I just did a research project on this very topic for school, and lots of statements from the people involved indicated that:
1. Pay for downloading service would work best, they just haven't perfected it yet. They're not in any hurry to do anything new with it either. Make Kazaa a $10 a month service and this whole damn problem would be solved tomorrow, but human stupidity is what's running the scene instead of simple common sense.

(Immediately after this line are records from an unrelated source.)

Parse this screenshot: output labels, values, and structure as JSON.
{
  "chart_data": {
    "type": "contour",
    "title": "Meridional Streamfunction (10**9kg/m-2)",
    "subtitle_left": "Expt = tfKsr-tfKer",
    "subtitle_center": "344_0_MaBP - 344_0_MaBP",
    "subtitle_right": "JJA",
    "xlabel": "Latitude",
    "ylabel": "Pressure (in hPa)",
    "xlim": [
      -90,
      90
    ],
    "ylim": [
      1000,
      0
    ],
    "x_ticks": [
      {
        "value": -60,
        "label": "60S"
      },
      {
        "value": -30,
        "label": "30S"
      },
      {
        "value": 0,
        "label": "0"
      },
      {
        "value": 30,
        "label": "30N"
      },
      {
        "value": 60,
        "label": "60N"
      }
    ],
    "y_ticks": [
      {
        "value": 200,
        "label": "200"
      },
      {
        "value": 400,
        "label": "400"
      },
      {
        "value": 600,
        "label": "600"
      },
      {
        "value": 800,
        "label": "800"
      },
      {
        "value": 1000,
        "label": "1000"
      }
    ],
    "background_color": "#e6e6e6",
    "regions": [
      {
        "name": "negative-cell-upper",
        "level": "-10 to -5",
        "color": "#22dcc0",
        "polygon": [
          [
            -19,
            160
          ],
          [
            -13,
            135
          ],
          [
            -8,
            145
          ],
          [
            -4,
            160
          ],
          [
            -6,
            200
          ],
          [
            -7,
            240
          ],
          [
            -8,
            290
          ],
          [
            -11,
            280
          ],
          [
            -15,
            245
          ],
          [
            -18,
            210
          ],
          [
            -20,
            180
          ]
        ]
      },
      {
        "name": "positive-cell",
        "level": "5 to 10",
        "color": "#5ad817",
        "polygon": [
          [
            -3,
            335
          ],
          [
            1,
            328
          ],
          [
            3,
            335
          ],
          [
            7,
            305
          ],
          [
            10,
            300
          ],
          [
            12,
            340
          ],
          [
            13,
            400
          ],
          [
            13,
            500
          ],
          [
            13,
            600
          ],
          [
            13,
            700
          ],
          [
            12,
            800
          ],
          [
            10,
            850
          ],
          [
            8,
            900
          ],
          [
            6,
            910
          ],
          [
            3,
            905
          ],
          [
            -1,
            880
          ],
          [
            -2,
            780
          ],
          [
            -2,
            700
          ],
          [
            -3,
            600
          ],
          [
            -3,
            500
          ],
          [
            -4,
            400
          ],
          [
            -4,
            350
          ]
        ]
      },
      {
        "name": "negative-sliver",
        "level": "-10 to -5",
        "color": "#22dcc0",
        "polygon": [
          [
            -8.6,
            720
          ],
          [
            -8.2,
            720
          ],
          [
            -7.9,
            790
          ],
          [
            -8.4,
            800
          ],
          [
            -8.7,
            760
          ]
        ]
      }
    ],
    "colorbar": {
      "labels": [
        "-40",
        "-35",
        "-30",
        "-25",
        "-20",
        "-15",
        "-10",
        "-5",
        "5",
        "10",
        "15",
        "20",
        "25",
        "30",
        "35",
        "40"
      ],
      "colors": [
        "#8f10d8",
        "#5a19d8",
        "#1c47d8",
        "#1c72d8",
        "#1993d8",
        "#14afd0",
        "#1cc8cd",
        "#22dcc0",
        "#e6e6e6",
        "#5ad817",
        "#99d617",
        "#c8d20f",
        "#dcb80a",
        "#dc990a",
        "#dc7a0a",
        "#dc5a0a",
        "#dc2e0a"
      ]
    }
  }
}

2. Lost revenue figures b/c of downloaded music are 100% bulls**t. There is no way to prove that any of the additional music obtained by P2P would have been sold at all, or certainly not for the price asked. Music sales are a finicky thing, dependent on consumer preference, relative price, and what's being put out at the moment. So much of what's being put out right now, especially what's being pushed as big ticket items which the record companies invest heavily in promoting just simply SUCKS ROYAL DING DONG. They lose money when they push people to buy something and they refuse to fork it out in the volume they want. Why not be smarter and maybe tell the wanna be's and one hit wonders to take a hike and push a broom instead of a microphone like they should in the first place instead of making it the consumers' fault?

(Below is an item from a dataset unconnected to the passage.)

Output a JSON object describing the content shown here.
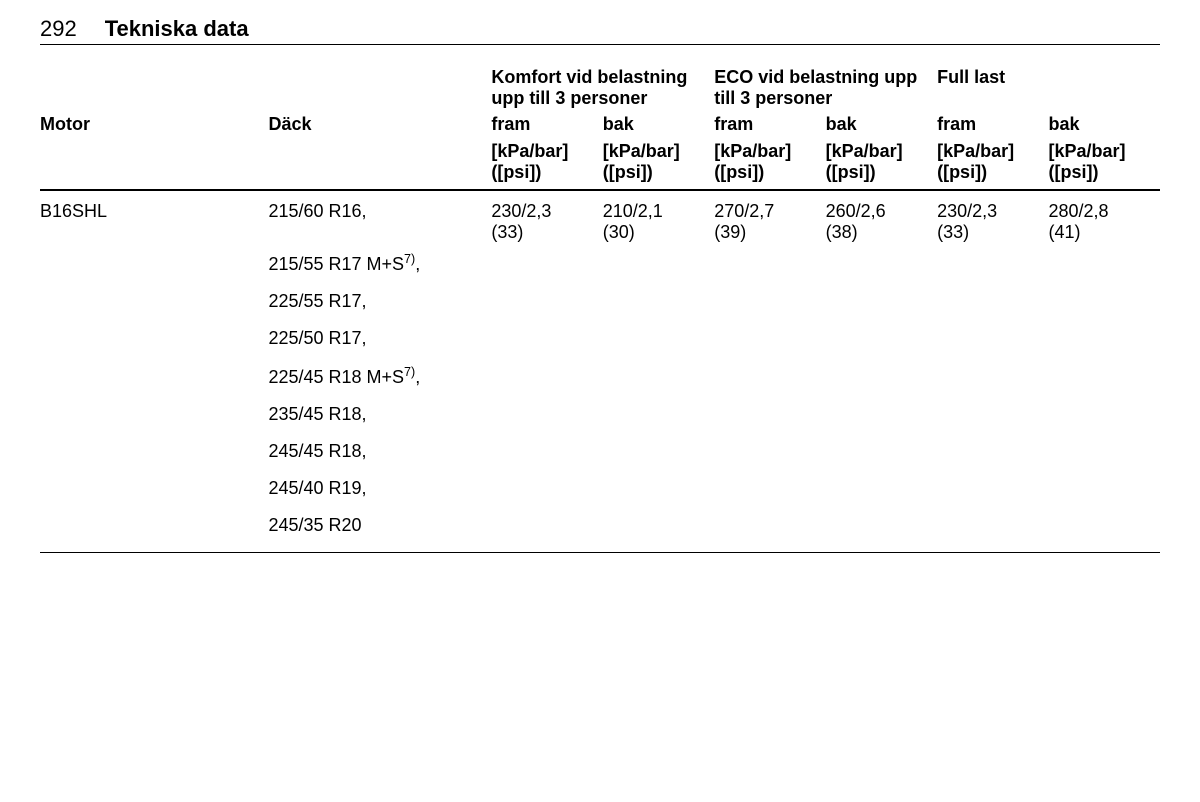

3. Anti competition litigation, which is what the record companies are doing, is just simply standard practice these days in corporate America. What to do when you need more money and don't like how the market is doing for/to you? Pick out the ripest target and sue someone! *coughGarnerscough* It's vastly unethical, but when you're throwing around multi million dollar figures daily, you think anyone cares about ethics anymore? Not your standard spit and polished, by the book top office mega nerds. If they have to haul out the legal hitman to make their buck go up...hell, if they even get the itch to do it on a whim, maybe even for their own morbid entertainment, you bet they've got the little briefcase toting scumbags on one touch speeddial in 10 seconds flat.
In short, they're not very good at understanding the market climate they're in and very incognizant of the short, simple solutions. Egos and resistance to change are the inhibiting factors of progress. They're not good at surviving in a mess they've largely made for themselves. Instead of wanting to run faster, they just want everyone else's legs cut off.